Message to shareholders
The Kudelski Group experienced a mixed year in 2010. Despite sovereign debt crises in several eurozone countries and a spectacular rise in the Swiss franc, which contributed to a particularly unstable operating environment, we delivered strong financial results.
Total revenues and other operating income for the reporting period stood at CHF 1.069 billion, with operating income at CHF 110 million and net income at CHF 66.7 million.
The changeover to the service-based business model implemented over the previous two years paid off, strengthening our overall position. Our installed based for service-mode cards and modules grew by 15% in 2010 to a total of 69.4 million units, ensuring a strong, stable and recurring revenue base for the Group going forward.
The 2010 reporting period also saw the full integration of OpenTV within the Group, as well as the strengthening of our middleware and user interface R&D teams. As expected, the development efforts currently underway to bring the next generations of interactive solutions to market are proving to be substantial. However, this area should return to profitability in 2012.
With regard to our overall strategy, we experienced the first concrete examples of the anticipated convergence between digital TV, telecoms and IT in 2010. Convergence is often seen as a risk for established operators, but it also represents an extraordinary opportunity to develop new generations of solutions and open up new horizons for consumers.
In a convergence-driven environment, quality and simplicity count. Here, we feel we are in a strong position, thanks to the experience accumulated by our various teams working in digital TV, telecoms and IT over the last decade. The awards we have won for our innovations testify to our strength in this new, interconnected environment. To cite only two examples, the Kudelski Group won awards at IBC 2010 and TV Innovation for our Persistent Rights Management and Next User Experience extended security solutions.
Keeping pace with the new “super digital ecosystem” that convergence has produced will require intense R&D efforts going forward –and these are efforts we intend to make.
However, convergence is not the only potential revenue driver for the Group in the years ahead. Other opportunities are out there, for example the accelerating growth trend in emerging markets, even as developed economies are showing weak growth.
We have been active internationally for decades. Historically, our main revenue streams have come from developed countries, but this situation is now fundamentally changing. Emerging markets are playing an increasingly important role in the global economy, as is illustrated by the fact that China has become the world’s second-largest economy.
Brazil is another example of this paradigm shift toward emerging markets. We grew our revenues in Brazil by 100% in 2010, and that country is now one of our top seven markets.

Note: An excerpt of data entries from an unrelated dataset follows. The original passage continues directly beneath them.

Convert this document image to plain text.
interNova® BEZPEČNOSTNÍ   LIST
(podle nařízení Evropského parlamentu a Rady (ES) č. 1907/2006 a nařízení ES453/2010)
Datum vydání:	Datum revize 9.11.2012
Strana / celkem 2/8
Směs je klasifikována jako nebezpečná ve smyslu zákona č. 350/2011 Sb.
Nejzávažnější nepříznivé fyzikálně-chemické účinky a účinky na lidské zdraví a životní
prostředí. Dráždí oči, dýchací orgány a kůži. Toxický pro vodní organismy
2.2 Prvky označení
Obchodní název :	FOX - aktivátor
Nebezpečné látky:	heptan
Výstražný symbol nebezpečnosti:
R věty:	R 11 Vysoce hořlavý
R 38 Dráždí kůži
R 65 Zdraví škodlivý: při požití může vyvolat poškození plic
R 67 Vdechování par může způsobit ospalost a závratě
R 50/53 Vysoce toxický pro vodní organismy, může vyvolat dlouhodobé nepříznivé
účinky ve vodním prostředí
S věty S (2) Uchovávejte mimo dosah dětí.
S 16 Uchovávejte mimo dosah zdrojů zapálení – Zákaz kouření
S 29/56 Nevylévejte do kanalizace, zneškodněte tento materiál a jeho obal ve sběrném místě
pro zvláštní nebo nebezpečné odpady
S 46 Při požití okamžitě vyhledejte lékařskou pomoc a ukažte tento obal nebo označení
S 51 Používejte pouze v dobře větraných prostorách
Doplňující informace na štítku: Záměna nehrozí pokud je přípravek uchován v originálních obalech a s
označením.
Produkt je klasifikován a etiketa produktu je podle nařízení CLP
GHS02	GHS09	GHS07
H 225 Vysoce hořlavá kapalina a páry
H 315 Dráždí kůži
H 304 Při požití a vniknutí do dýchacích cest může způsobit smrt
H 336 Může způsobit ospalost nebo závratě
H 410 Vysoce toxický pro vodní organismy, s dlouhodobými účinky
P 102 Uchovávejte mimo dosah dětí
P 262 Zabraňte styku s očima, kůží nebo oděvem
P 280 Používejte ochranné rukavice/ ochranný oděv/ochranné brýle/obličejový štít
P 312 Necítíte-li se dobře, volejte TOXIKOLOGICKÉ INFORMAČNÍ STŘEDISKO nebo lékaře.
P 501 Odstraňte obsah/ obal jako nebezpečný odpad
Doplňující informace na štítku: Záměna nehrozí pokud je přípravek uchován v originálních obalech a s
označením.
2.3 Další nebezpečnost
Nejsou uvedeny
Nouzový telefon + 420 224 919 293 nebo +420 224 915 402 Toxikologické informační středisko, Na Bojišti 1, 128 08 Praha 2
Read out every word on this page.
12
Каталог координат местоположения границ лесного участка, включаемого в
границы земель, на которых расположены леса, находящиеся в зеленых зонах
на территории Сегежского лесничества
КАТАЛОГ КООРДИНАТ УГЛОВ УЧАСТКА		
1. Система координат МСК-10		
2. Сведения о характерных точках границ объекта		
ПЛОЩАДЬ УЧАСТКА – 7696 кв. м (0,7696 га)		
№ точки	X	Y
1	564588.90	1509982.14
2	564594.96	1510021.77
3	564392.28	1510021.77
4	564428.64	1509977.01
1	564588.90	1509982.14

The trend observed during the second half of 2010 has continued into 2011, and this has led Management to adopt a series of initiatives designed to boost revenues and enhance profitability. The following measures have already been initiated:
- A dedicated emerging-markets team has been created in order to leverage the growth potential of these regions. We intend to offer solutions specifically designed for these markets so as to maximize medium- and long-term growth. This unit has been up and running since late 2010.
- The geographical footprint of our teams has been adjusted, with the creation of a new R&D unit in India, as well as growth in our China- and India-based teams. This will lower unit costs, allowing us to be more competitive in emerging markets.
- We have rolled out a series of cost-cutting measures designed to both compensate for unfavorable currency movements and bring our cost structures into line with revenue streams. Concretely, our more expensive service providers are being systematically replaced by our India- and China-based teams.
- We are undertaking a comprehensive review of our activities. In line with the Group’s medium- and long-term strategy, some current areas of operation could be merged, sold, or dropped, while other areas will be strengthened and new areas developed. The Group will increasingly resort to strategic partnerships in order to round out its offering in areas that are non-core but nonetheless complementary to our businesses.
In addition, we will take a more targeted approach to innovation. Here, the idea will be to sharpen the focus on the Group’s medium- and long-term potential, with an eye to keeping R&D cost growth below top-line growth over the medium term. This will result in a structural improvement in our profitability and enhance our competitive position in emerging markets.
There will be many challenges in 2011. We will have to gain pace in emerging markets and counter the impact of the rise in the Swiss franc. We are positioning ourselves to meet these challenges by growing revenues while reducing costs.
Finally, 2011 has a certain symbolic value at Kudelski Group, since the company was founded 60 years ago this year. For six decades, innovation has been at the heart of our corporate culture. It is this very innovation that has allowed us to reinvent the company several times over the last few decades: the Kudelski Group has proved strong and durable through changing environments, yet flexible enough to meet new challenges successfully.
Based on our 2010 financials and our medium-term outlook, the Board of Directors will propose a dividend of CHF 0.30 per bearer share and CHF 0.03 per registered share for approval by the shareholders at our upcoming annual general meeting.
On behalf of the Board, I would like to thank our clients, our teams, and you, our shareholders, for your continuing trust. It is this trust that is our strongest source of motivation.